San Antonio was founded in 1718, almost a century before Mexico began its fight for independance.
My point: If Bush had wanted to impress Juan Carlos with something Texan–he could have picked a better place than Crawford!
I am not sure what the issue is. If you think that you are the enlightened one and everyone else thinks white man = good, Indians = bad then you have come to the wrong place. No one thinks that. I have no idea whatsoever what you are going on about unless you were appointed by Powhatan himself as an eternal PR person.
I can’t tell if you are denying that there were devastating Indian raids on Jamestown or if you are just spewing something or other.
How about March 22, 1662: The 9/11 of the Jamestown Colony:
“The morning of March 22, 1622, Virginia’s Powhatan Indian alliance executed a well-conceived and coordinated attack on English settlements spread more than fifty miles up and down the James River. Warriors from perhaps a dozen of the thirty-two affiliated tribes—Quiyoughcohannocks, Waraskoyacks, Weanocks, Appomatucks, Arrohatecks, and others—fell on men, women, and children in their homes and in their fields, burning houses and barns, killing livestock, mutilating the bodies of their victims. Planned by the Pamunkey headman Opechancanough, kinsman of the now-deceased paramount chieftain Powhatan, the offensive slew about 350 whites, a sixth of the total in the fifteen-year-old colony.”
According to PBS last night, current scholars theorize that the high mortality rate at Jamestown was likely due to poisoning.
I was distracted, but I think one theory was that a Catholic mercenary was sabotaging the (Protestant) colony.
Also there was a catastrophic drought at that time.
Here’s a link to the show I referred to:
Lest we decide the Indians were in all instances innocent babes destroyed by evil white men (which is more or less the tone of the National Geographic article), here’s more detail on the massacre of 1622:
The National Geographic glosses over this episode, as well as the Powhatan’s conquest of neighboring tribes which preceded the arrival of the English colonists. Indian vs. Indian violence was OK, I guess. It’s only when Europeans arrived and joined in the struggle for territory that it became a story of good versus evil.
The OP is asking for the first European settlement in the New World, not in the USA only. I still say San Juan wins. That is my story and I am sticking to it.
Shagnasty, we could be distantly related, because my direct ancestor was one of the men in charge of setting up the settlement. His father had been knighted by Queen Elizabeth I.
Apologies if it’s been mentioned before and I missed it, but I think Jamestown gets more attention than St. Augustine or Santa Fe because it was part of the original 13 colonies, while the other places were not. I’m not saying that means much, I just suspect that’s the reason.
Nope. Santo Domingo, Dominican Republic (1498).

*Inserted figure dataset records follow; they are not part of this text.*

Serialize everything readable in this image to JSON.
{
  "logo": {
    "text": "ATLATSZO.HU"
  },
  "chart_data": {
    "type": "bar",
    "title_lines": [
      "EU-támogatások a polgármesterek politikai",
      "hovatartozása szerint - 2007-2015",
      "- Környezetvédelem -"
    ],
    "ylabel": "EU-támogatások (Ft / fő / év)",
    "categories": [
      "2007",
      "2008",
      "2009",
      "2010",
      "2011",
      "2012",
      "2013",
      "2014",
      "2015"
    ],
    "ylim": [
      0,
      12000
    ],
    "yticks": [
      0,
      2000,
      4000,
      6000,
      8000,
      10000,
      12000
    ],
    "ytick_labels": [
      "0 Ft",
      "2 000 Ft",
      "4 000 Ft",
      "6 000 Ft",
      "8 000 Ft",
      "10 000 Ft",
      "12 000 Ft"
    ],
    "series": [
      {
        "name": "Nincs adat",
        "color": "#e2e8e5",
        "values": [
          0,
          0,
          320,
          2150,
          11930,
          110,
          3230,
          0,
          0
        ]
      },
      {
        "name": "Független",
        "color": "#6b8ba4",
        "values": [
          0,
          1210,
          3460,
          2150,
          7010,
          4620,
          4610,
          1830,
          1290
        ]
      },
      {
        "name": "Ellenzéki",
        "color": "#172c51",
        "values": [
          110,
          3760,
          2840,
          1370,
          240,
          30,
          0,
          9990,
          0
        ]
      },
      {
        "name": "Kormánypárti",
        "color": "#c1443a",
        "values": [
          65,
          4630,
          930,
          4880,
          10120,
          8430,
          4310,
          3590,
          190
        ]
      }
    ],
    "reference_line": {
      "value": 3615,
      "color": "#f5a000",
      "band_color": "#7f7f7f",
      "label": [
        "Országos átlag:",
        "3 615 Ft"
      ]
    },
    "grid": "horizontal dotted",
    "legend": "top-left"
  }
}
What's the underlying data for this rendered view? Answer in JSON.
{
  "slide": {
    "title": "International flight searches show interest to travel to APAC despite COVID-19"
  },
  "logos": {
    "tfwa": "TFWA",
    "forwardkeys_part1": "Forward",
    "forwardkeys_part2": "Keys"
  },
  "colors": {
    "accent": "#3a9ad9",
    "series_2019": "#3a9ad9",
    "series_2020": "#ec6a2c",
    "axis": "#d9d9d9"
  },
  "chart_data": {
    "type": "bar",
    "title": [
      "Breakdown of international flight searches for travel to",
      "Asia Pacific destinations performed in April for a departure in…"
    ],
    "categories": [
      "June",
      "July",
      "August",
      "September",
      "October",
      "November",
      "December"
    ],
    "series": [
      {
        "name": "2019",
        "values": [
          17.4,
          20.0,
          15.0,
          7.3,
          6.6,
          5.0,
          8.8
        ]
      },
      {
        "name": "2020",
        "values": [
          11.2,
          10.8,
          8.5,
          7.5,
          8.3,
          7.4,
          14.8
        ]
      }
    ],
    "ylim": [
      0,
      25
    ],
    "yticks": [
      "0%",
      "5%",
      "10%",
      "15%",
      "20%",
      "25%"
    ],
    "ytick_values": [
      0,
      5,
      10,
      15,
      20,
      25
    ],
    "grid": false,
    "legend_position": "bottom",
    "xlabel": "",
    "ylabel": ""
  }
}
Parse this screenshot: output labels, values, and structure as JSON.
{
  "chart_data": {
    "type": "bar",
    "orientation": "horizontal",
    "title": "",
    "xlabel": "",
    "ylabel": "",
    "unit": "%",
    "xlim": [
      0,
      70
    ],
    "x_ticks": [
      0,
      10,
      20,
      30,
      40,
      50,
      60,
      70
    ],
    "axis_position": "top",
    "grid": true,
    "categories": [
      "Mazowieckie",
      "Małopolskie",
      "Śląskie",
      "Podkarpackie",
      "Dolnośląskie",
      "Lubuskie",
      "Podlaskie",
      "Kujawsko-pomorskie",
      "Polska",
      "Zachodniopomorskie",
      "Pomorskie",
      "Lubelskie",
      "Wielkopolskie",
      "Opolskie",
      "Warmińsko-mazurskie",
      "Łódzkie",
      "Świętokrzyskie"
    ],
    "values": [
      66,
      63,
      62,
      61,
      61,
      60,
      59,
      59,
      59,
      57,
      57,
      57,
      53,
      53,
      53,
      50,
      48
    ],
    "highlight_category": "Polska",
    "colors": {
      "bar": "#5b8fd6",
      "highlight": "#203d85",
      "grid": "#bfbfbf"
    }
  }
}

I saw that show last night, and I would say that it would be more accurate to say that one hypothesis was that it was due to poisoning-- a hypothesis pushed by one (or maybe a few) scholars, and it would be inaccurate to say that that is the most accepted explanation. What I found interesting is that the hypothesis includes the idea that it was part of the Protestant/Catholic power struggle taking place within Britain and Europe. Fascinating stuff. The show was “Secrets of the Dead” which is usually quite good-- it’s kind of a cross between “NOVA” and “CSI”.
You’re right - my language was sloppy.
hyperbole - extravagant exageration, used as a figure of speech.
Have you ever been to coastal VA, particularly in the spring and summer? Hot, humid, and bug infested describes it in a nutshell. My point was that I’m sure what the first people that settled my fair state thought they were getting, and what they actually found were miles and miles apart.